Les mesures liées au « régime opérationnel antiterroriste » instaurées samedi à Moscou et dans sa région après le soulèvement du groupe paramilitaire Wagner et de son chef Yevgeny Prigozhin ont été levées lundi matin. Cela a été annoncé par le maire Sergei Sobianine. Les restrictions ont également été levées dans la région de Voronej. Pendant ce temps, le ministre de la Défense Sergei Shoigu – avec le chef de l’Etat Valery Gerasimov la cible principale de l’attaque frontale de Prigozhin – est apparu dans une vidéo visitant les troupes au front. La date de tournage n’est pas certaine.
Sergueï Choïgou, ministre de la Défense (Keystone)
Ce sont des images significatives, selon Pietro Batacchi, directeur de l’Italian Defence Review, qui s’est entretenu avec le modem de RSI : « Il semble que Choïgou reste à son poste et que l’émeute n’ait donc pas atteint l’un de ses principaux objectifs ».
« Un pouvoir privé a défié le public »
Pour le secrétaire général de l’OTAN, Jens Stoltenberg, s’exprimant lors d’une visite à Vilnius lundi, ce qui s’est passé samedi met une nouvelle fois en évidence « l’erreur fondamentale » de l’invasion de l’Ukraine. Dans l’analyse de Batacchi, « il y a eu une révolte d’un pouvoir privé, qui avait atteint un seuil de force très élevé, contre un pouvoir public légitime » parce que ce dernier avait décidé que Wagner (le pouvoir privé) devait passer sous la férule des Intronisés. dans les rangs du ministère de la Défense le 1er juillet.

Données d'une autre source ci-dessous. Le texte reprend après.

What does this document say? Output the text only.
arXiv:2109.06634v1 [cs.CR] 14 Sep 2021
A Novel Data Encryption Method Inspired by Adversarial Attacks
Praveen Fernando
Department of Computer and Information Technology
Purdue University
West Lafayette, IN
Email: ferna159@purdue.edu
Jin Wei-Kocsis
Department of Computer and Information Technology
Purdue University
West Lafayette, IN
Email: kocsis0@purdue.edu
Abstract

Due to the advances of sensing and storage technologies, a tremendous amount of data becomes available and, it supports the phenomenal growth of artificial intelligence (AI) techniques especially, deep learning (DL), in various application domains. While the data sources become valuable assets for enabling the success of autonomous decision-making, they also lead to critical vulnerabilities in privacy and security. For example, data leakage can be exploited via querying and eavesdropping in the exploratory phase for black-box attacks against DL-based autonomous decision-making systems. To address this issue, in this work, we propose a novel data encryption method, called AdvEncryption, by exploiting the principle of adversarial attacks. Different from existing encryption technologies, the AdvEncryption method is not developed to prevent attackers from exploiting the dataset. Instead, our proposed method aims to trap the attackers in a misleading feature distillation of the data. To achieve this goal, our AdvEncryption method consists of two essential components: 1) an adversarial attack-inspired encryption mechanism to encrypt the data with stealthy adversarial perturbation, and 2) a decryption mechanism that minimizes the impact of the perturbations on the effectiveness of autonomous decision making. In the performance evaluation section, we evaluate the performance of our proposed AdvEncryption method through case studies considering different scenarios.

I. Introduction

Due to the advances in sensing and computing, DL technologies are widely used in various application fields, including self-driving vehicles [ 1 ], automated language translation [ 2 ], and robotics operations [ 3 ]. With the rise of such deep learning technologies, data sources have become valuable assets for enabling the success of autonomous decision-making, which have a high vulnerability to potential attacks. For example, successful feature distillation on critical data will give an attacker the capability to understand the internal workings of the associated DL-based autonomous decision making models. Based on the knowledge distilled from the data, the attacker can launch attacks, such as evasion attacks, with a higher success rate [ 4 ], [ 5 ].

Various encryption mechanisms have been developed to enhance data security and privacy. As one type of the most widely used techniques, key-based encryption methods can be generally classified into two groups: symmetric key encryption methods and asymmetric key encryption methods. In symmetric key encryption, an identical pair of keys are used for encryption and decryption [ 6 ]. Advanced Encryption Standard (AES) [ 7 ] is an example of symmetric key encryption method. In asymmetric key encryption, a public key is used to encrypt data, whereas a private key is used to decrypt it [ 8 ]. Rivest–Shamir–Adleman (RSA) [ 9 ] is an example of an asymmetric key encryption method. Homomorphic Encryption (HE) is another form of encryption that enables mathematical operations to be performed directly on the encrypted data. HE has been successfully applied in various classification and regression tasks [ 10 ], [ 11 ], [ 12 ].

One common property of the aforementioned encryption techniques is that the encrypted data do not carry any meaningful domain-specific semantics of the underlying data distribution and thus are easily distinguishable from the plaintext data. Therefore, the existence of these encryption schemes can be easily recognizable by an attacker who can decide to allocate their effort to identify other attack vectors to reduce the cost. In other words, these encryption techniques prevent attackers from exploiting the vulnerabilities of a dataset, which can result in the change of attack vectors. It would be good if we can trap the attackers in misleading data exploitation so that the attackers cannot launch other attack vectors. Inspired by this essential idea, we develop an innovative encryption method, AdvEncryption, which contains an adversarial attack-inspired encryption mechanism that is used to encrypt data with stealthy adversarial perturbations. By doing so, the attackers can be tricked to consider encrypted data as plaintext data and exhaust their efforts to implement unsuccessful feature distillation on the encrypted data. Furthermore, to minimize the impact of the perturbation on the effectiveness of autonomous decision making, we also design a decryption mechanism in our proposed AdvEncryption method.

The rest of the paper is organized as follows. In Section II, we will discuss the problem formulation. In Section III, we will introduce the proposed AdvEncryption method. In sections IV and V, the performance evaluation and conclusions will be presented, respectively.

Vladimir Poutine (clé de voûte)
Et à ce stade, il semble que Prigozhin « ait complètement perdu son défi » car le Kremlin a pris une décision « qui est à l’opposé de ce qu’il demandait » et de son propre destin, « transit vers la Biélorussie et ensuite qui sait où ». est significatif. Selon l’analyste, Vladimir Poutine restant sur ses positions, le patron de Wagner a dû se demander « Que faire ? » car il n’avait pas trouvé le soutien qu’il espérait.
Et quant à l’absence de résistance jusqu’à l’occupation de Rostov et le début de la marche sur Moscou, l’expert estime que les deux parties, à la fois Wagner et l’État russe, ont été « côte à côte » depuis des années de toute façon, un « bain de sang fratricide ». » voulait éviter et le Kremlin a donc privilégié la voie du dialogue.
« Beaucoup d’aspects encore flous »
La lecture de Batacchi est basée sur les éléments actuellement disponibles, car « nous sommes encore dans le domaine de la conjecture » et il y a « de nombreux aspects peu clairs ». Non seulement la destination finale de Prigozhin lui-même – qui n’a pas été vu dans un SUV depuis son départ de Rostov – et le contenu de l’accord et toutes les garanties que le Kremlin lui a données. Mais le destin des hommes de Wagner, tant sur le front en Ukraine qu’en Syrie et en Afrique, est en réalité un instrument de la politique étrangère russe. Au moins certains d’entre eux devraient signer un contrat avec le ministère de la Défense, comme le souhaite Moscou.
Par conséquent, il ne peut être exclu que Shoigu et/ou Gerasimov soient remplacés dans un proche avenir. Par exemple, au lieu du premier, la partie russe Meduza suppose déjà qu’Alexei Dyumin pourrait être nommé gouverneur de Tula.